I'm just starting to learn about field operators. The construction I saw was the following:
We want an operator $\Psi^\dagger(x)$ which, acting on the vacuum state $\vert 0 \rangle$ gives the state with well defined position $\vert x \rangle$ (in one dimension). Well, we have $$ \vert x\rangle=\underset{i}{\sum}\vert\phi_{i}\rangle\langle\phi_{i}\vert x\rangle=\underset{i}{\sum}\phi_{i}^{*}(x)a_i^{\dagger}\vert0\rangle $$ (with $\{\vert\phi_i\rangle\}$ an eigenbasis of some observable $A$). So $$\Psi^{\dagger}(x)=\underset{i}{\sum}\phi_{i}^{*}(x)a_i^{\dagger}.$$
Now I want to do the same for the case when one has to consider the spin. Thus, I want an operator $\Psi_\sigma^\dagger(x)$ which, acting on the vacuum state $\vert 0 \rangle$ gives the state $\vert x \,\sigma \rangle$. In this case: $$ \vert x\,\sigma\rangle=\underset{i}{\sum}\vert\Phi_{i}\rangle\langle\Phi_{i}\vert x\,\sigma\rangle=\underset{i}{\sum}\Phi_{i\sigma}^{*}(x)\,a_{i}^{\dagger}\vert0\rangle $$ (with $\{\vert\Phi_i\rangle\}$ an eigenbasis of some observable $A$ acting on the state space $\mathcal{E}=\mathcal{E_x}\otimes\mathcal{E_\sigma}$).
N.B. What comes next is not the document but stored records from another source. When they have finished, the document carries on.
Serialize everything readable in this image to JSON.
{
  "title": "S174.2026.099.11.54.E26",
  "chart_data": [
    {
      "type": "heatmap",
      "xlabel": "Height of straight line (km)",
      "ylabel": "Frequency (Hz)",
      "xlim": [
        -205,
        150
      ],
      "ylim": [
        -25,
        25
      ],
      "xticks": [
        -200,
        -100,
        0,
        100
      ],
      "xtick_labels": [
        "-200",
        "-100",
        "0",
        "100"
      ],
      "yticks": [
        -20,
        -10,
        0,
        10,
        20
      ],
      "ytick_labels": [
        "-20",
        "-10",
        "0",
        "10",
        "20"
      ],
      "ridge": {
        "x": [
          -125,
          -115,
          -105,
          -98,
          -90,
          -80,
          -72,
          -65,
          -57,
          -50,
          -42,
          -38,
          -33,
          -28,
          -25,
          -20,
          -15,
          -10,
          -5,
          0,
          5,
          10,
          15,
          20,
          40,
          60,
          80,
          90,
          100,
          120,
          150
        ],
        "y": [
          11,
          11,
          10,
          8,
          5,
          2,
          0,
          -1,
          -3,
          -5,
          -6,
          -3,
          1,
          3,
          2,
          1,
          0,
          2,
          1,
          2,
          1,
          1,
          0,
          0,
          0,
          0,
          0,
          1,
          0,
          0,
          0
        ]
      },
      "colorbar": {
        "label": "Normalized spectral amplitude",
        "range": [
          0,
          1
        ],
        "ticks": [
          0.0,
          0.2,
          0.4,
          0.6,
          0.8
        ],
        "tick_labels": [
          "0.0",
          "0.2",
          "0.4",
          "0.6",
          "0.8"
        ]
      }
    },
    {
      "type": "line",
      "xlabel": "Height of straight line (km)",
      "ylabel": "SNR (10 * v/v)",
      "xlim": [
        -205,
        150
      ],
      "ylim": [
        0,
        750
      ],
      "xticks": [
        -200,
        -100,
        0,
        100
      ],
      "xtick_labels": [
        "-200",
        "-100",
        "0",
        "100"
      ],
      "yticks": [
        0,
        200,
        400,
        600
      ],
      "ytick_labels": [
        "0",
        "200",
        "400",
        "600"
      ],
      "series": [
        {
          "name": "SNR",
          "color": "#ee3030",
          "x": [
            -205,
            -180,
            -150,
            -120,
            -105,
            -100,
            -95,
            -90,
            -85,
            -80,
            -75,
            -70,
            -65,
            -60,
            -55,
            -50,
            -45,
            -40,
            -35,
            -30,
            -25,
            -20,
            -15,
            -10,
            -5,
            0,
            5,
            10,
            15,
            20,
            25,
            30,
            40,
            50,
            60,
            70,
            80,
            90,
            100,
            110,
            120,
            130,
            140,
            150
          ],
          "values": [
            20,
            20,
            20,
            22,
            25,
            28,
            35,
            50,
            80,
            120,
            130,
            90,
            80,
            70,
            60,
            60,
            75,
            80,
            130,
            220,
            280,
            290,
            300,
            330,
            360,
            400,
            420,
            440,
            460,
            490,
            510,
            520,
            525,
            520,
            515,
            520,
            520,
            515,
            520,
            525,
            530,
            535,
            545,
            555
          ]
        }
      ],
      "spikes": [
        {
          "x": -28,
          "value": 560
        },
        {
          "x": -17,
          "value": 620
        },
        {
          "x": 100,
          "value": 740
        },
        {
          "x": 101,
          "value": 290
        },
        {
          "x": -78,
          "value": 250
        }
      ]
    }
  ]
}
So $$\Psi_{\sigma}^{\dagger}(x)=\underset{i}{\sum}\Phi_{i\sigma}^{*} (x)\,a_{i}^{\dagger}.$$ I now try something a little bit different: instead of using the closure relation of the basis $\{\vert\Phi_i\rangle\}$, I use the one of $\{\vert\phi_i\rangle\}$: $$ \vert x\,\sigma\rangle=(\underset{i}{\sum}\vert\phi_{i}\rangle\langle\phi_{i}\vert x\rangle)\otimes\vert\sigma\rangle=\underset{i}{\sum}\langle\phi_{i}\vert x\rangle(\vert\phi_{i}\rangle\otimes\vert\sigma\rangle)=\underset{i}{\sum}\phi_{i}^{*}(x)a_{i\sigma}^{\dagger}\vert0\rangle $$ (Note: I am not completely sure of my second equal sign). So $$\Psi_{\sigma}^{\dagger}(x)=\underset{i}{\sum}\phi_{i}^{*}(x)a_{i\sigma}^{\dagger}$$
I would like you to please confirm this (the last one in particular, which I haven't seen anywhere), since I'm not completely sure of it.